The Power of the Pig
These animals are known for their large size, intelligence and toughness.
While Eurasian wild boars are typically smaller in the southern areas of their native range, they get bigger in the north, a pattern that is common across many animal species.
North American wild pigs, on average, weigh between 150 and 220 pounds. Though Canadian hogs vary greatly, Brook and his team found at least one feral hog that exceeded 600 pounds.
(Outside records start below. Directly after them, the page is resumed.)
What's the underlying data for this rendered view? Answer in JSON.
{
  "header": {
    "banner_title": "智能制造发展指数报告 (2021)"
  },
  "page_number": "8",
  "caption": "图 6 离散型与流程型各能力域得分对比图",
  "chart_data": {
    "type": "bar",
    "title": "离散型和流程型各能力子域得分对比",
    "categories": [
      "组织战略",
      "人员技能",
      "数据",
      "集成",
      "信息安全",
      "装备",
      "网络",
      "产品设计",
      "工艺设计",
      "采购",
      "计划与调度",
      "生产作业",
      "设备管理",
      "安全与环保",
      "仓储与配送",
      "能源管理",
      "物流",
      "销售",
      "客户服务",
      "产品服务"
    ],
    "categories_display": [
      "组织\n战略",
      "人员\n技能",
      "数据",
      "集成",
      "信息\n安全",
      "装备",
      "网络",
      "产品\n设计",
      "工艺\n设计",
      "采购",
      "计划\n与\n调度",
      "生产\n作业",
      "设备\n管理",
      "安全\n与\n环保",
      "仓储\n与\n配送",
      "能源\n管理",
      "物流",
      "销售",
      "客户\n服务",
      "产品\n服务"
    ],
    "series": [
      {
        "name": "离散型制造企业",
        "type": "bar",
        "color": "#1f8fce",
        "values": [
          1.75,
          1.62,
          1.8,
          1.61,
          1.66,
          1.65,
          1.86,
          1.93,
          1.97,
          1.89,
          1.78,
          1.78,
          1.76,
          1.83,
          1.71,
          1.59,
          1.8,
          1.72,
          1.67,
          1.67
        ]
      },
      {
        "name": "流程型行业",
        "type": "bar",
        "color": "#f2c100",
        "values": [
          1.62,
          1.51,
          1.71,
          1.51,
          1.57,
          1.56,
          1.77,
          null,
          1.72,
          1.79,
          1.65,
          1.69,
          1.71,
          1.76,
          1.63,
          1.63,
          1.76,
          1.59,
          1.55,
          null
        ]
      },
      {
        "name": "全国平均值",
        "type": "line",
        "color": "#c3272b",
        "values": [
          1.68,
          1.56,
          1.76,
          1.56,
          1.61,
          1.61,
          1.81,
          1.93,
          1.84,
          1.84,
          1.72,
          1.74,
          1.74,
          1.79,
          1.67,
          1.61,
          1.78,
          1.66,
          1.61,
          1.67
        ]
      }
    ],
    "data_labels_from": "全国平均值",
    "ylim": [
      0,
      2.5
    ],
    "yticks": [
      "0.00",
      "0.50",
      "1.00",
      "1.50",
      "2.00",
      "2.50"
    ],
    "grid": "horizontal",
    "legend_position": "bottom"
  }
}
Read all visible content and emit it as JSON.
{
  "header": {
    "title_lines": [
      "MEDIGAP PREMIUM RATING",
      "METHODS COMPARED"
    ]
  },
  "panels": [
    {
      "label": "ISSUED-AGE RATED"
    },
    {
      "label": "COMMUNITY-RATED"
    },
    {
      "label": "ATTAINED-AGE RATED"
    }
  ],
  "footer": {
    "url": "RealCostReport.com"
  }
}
This massive size increase may be advantageous in the cold, Brook notes.
Many people are unfamiliar with these hybrid pigs, which is probably why they don’t view them as a threat, Brook says. But he disagrees. Just about everywhere else feral hogs are found, they cause destruction.
“We should be worried, because we know the biology,” Brook says. “They’re called an ecological train wreck for a reason.”
“If we had true Eurasian wild boar without any domestic pig, this whole issue would be a lot easier to handle … Reproductive rates would be lower.”